L’Agence nationale des affaires maritimes (Anam) a réuni hier les acteurs du secteur pour poser les bases d’un ambitieux projet de plaisance et de transport maritime reliant Dakar à Mbour. Conçu sous la forme d’un Partenariat public-privé (Ppp), ce programme vise non seulement à désengorger la capitale, mais aussi à stimuler l’économie locale et à créer de nombreux emplois pour les jeunes et les femmes.

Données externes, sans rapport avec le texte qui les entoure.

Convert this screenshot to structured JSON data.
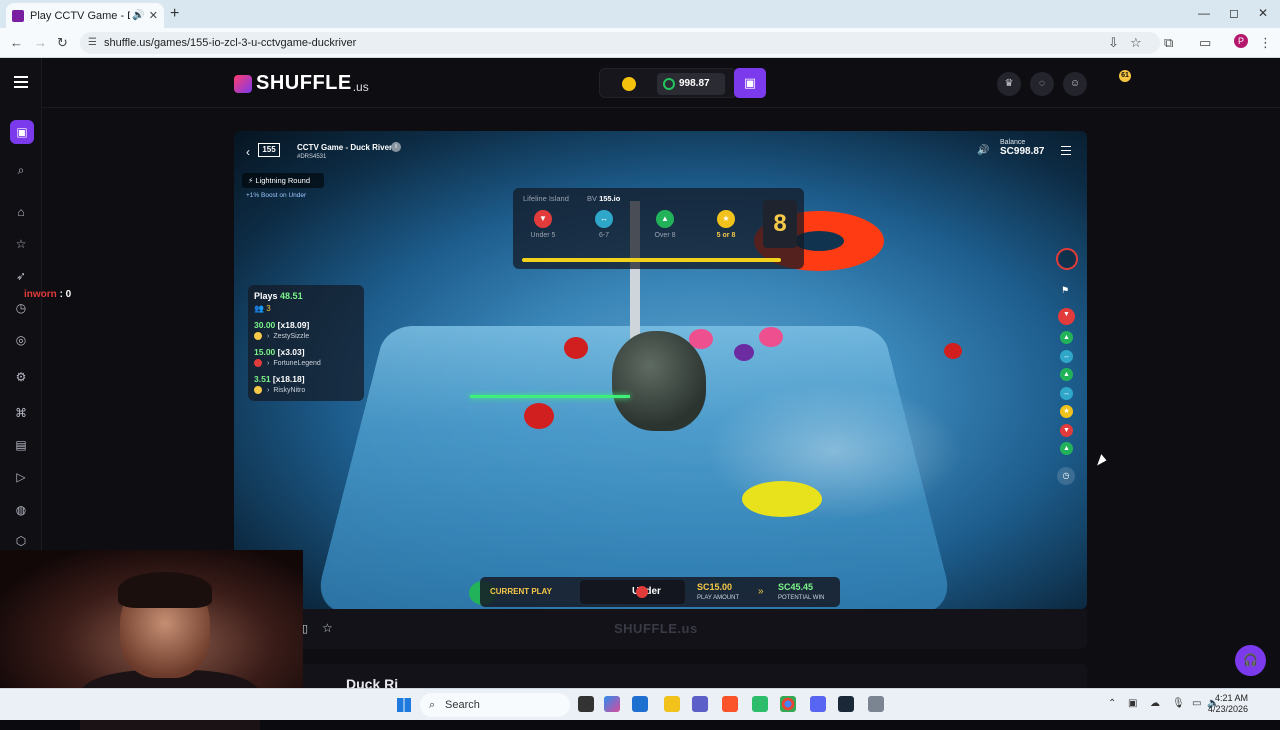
{
  "browser": {
    "tab_title": "Play CCTV Game - Duck Riv",
    "new_tab": "+",
    "url": "shuffle.us/games/155-io-zcl-3-u-cctvgame-duckriver",
    "profile_initial": "P",
    "window_controls": [
      "—",
      "◻",
      "✕"
    ]
  },
  "header": {
    "logo_text": "SHUFFLE",
    "logo_suffix": ".us",
    "balance": "998.87",
    "notif_count": "61"
  },
  "game": {
    "title": "CCTV Game - Duck River",
    "id": "#DRS4531",
    "brand": "155",
    "balance_label": "Balance",
    "balance_value": "SC998.87",
    "lightning_label": "Lightning Round",
    "boost_text": "+1% Boost on Under",
    "hud": {
      "location": "Lifeline Island",
      "bv_label": "BV",
      "bv_value": "155.io",
      "options": [
        {
          "label": "Under 5",
          "color": "#e23b3b",
          "glyph": "▼"
        },
        {
          "label": "6-7",
          "color": "#2fa7c9",
          "glyph": "↔"
        },
        {
          "label": "Over 8",
          "color": "#22b35a",
          "glyph": "▲"
        },
        {
          "label": "5 or 8",
          "color": "#f2c21c",
          "glyph": "★"
        }
      ],
      "current_number": "8",
      "progress_fraction": 0.96
    },
    "plays": {
      "label": "Plays",
      "total": "48.51",
      "count": "3",
      "rows": [
        {
          "amount": "30.00",
          "mult": "[x18.09]",
          "user": "ZestySizzle",
          "dot": "#f7c948"
        },
        {
          "amount": "15.00",
          "mult": "[x3.03]",
          "user": "FortuneLegend",
          "dot": "#e23b3b"
        },
        {
          "amount": "3.51",
          "mult": "[x18.18]",
          "user": "RiskyNitro",
          "dot": "#f7c948"
        }
      ]
    },
    "history_colors": [
      "#22b35a",
      "#2fa7c9",
      "#22b35a",
      "#2fa7c9",
      "#f2c21c",
      "#e23b3b",
      "#22b35a"
    ],
    "current_play": {
      "label": "CURRENT PLAY",
      "choice": "Under",
      "play_amount": "SC15.00",
      "play_amount_label": "PLAY AMOUNT",
      "potential_win": "SC45.45",
      "potential_win_label": "POTENTIAL WIN"
    },
    "footer_logo": "SHUFFLE.us"
  },
  "below_title": "Duck Ri",
  "chat": {
    "user": "inworn",
    "value": ": 0"
  },
  "taskbar": {
    "search_placeholder": "Search",
    "time": "4:21 AM",
    "date": "4/23/2026"
  }
}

L’idée de Maître Abdoulaye Wade de créer un réseau de transport maritime reliant Dakar à Rufisque avait, en son temps, suscité un grand enthousiasme chez les Sénégalais. Cependant, ce projet ambitieux, qui devait contribuer à fluidifier le trafic dans les rues de la capitale, n’a jamais vu le jour sous le magistère du «Pape du Sopi». Mais aujourd’hui, les chances de voir une telle initiative se concrétiser sont réelles.

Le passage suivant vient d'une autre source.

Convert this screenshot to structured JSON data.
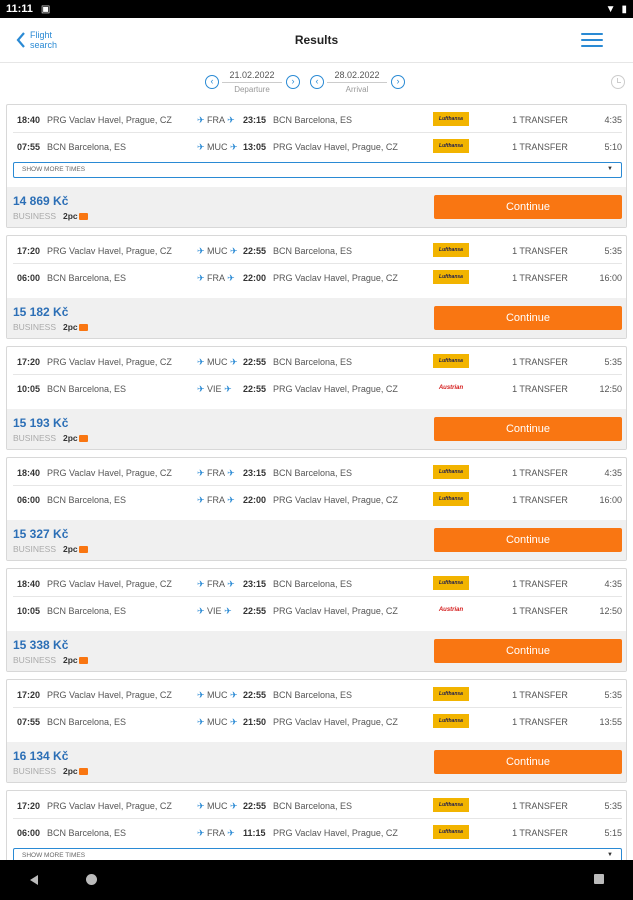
{
  "statusbar": {
    "time": "11:11"
  },
  "appbar": {
    "back_label": "Flight search",
    "title": "Results"
  },
  "dates": {
    "departure_value": "21.02.2022",
    "departure_caption": "Departure",
    "arrival_value": "28.02.2022",
    "arrival_caption": "Arrival"
  },
  "labels": {
    "show_more_times": "SHOW MORE TIMES",
    "continue": "Continue"
  },
  "results": [
    {
      "price": "14 869 Kč",
      "fare_class": "BUSINESS",
      "bags": "2pc",
      "segments": [
        {
          "dep_time": "18:40",
          "dep_place": "PRG Vaclav Havel, Prague, CZ",
          "via": "FRA",
          "arr_time": "23:15",
          "arr_place": "BCN Barcelona, ES",
          "airline": "Lufthansa",
          "transfer": "1 TRANSFER",
          "duration": "4:35"
        },
        {
          "dep_time": "07:55",
          "dep_place": "BCN Barcelona, ES",
          "via": "MUC",
          "arr_time": "13:05",
          "arr_place": "PRG Vaclav Havel, Prague, CZ",
          "airline": "Lufthansa",
          "transfer": "1 TRANSFER",
          "duration": "5:10"
        }
      ]
    },
    {
      "price": "15 182 Kč",
      "fare_class": "BUSINESS",
      "bags": "2pc",
      "segments": [
        {
          "dep_time": "17:20",
          "dep_place": "PRG Vaclav Havel, Prague, CZ",
          "via": "MUC",
          "arr_time": "22:55",
          "arr_place": "BCN Barcelona, ES",
          "airline": "Lufthansa",
          "transfer": "1 TRANSFER",
          "duration": "5:35"
        },
        {
          "dep_time": "06:00",
          "dep_place": "BCN Barcelona, ES",
          "via": "FRA",
          "arr_time": "22:00",
          "arr_place": "PRG Vaclav Havel, Prague, CZ",
          "airline": "Lufthansa",
          "transfer": "1 TRANSFER",
          "duration": "16:00"
        }
      ]
    },
    {
      "price": "15 193 Kč",
      "fare_class": "BUSINESS",
      "bags": "2pc",
      "segments": [
        {
          "dep_time": "17:20",
          "dep_place": "PRG Vaclav Havel, Prague, CZ",
          "via": "MUC",
          "arr_time": "22:55",
          "arr_place": "BCN Barcelona, ES",
          "airline": "Lufthansa",
          "transfer": "1 TRANSFER",
          "duration": "5:35"
        },
        {
          "dep_time": "10:05",
          "dep_place": "BCN Barcelona, ES",
          "via": "VIE",
          "arr_time": "22:55",
          "arr_place": "PRG Vaclav Havel, Prague, CZ",
          "airline": "Austrian",
          "transfer": "1 TRANSFER",
          "duration": "12:50"
        }
      ]
    },
    {
      "price": "15 327 Kč",
      "fare_class": "BUSINESS",
      "bags": "2pc",
      "segments": [
        {
          "dep_time": "18:40",
          "dep_place": "PRG Vaclav Havel, Prague, CZ",
          "via": "FRA",
          "arr_time": "23:15",
          "arr_place": "BCN Barcelona, ES",
          "airline": "Lufthansa",
          "transfer": "1 TRANSFER",
          "duration": "4:35"
        },
        {
          "dep_time": "06:00",
          "dep_place": "BCN Barcelona, ES",
          "via": "FRA",
          "arr_time": "22:00",
          "arr_place": "PRG Vaclav Havel, Prague, CZ",
          "airline": "Lufthansa",
          "transfer": "1 TRANSFER",
          "duration": "16:00"
        }
      ]
    },
    {
      "price": "15 338 Kč",
      "fare_class": "BUSINESS",
      "bags": "2pc",
      "segments": [
        {
          "dep_time": "18:40",
          "dep_place": "PRG Vaclav Havel, Prague, CZ",
          "via": "FRA",
          "arr_time": "23:15",
          "arr_place": "BCN Barcelona, ES",
          "airline": "Lufthansa",
          "transfer": "1 TRANSFER",
          "duration": "4:35"
        },
        {
          "dep_time": "10:05",
          "dep_place": "BCN Barcelona, ES",
          "via": "VIE",
          "arr_time": "22:55",
          "arr_place": "PRG Vaclav Havel, Prague, CZ",
          "airline": "Austrian",
          "transfer": "1 TRANSFER",
          "duration": "12:50"
        }
      ]
    },
    {
      "price": "16 134 Kč",
      "fare_class": "BUSINESS",
      "bags": "2pc",
      "segments": [
        {
          "dep_time": "17:20",
          "dep_place": "PRG Vaclav Havel, Prague, CZ",
          "via": "MUC",
          "arr_time": "22:55",
          "arr_place": "BCN Barcelona, ES",
          "airline": "Lufthansa",
          "transfer": "1 TRANSFER",
          "duration": "5:35"
        },
        {
          "dep_time": "07:55",
          "dep_place": "BCN Barcelona, ES",
          "via": "MUC",
          "arr_time": "21:50",
          "arr_place": "PRG Vaclav Havel, Prague, CZ",
          "airline": "Lufthansa",
          "transfer": "1 TRANSFER",
          "duration": "13:55"
        }
      ]
    },
    {
      "price": "",
      "fare_class": "",
      "bags": "",
      "segments": [
        {
          "dep_time": "17:20",
          "dep_place": "PRG Vaclav Havel, Prague, CZ",
          "via": "MUC",
          "arr_time": "22:55",
          "arr_place": "BCN Barcelona, ES",
          "airline": "Lufthansa",
          "transfer": "1 TRANSFER",
          "duration": "5:35"
        },
        {
          "dep_time": "06:00",
          "dep_place": "BCN Barcelona, ES",
          "via": "FRA",
          "arr_time": "11:15",
          "arr_place": "PRG Vaclav Havel, Prague, CZ",
          "airline": "Lufthansa",
          "transfer": "1 TRANSFER",
          "duration": "5:15"
        }
      ]
    }
  ]
}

Encore méconnue sous nos cieux, la plaisance s’apprête à faire son apparition au Sénégal. Cette activité, prisée des passionnés de la mer, a d’ailleurs fait l’objet d’une table ronde hier entre les différents acteurs du secteur. «La plaisance est une activité très répandue dans le monde, surtout dans les pays développés, et elle génère énormément de revenus et de ressources. En France, par exemple, ce secteur rapporte plus de 100 milliards d’euros chaque année. L’Etat du Sénégal nous a donc missionnés pour développer cette filière chez nous», a informé Bécaye Diop, Directeur général de l’Anam. L’objectif de cette rencontre était de jeter les bases d’un projet intégré dédié à la plaisance.
Un projet Dakar-Mbour pour désengorger la capitale
«Le projet de bateaux-taxis sera directement adossé à celui de la plaisance. A la demande de l’Etat, nous prévoyons de mettre en place une ligne de bateaux-taxis reliant Dakar à Mbour», a précisé le Directeur général. Selon lui, l’intérêt de cette initiative réside dans sa transversalité, prenant en compte tous les aspects socioéconomiques associés.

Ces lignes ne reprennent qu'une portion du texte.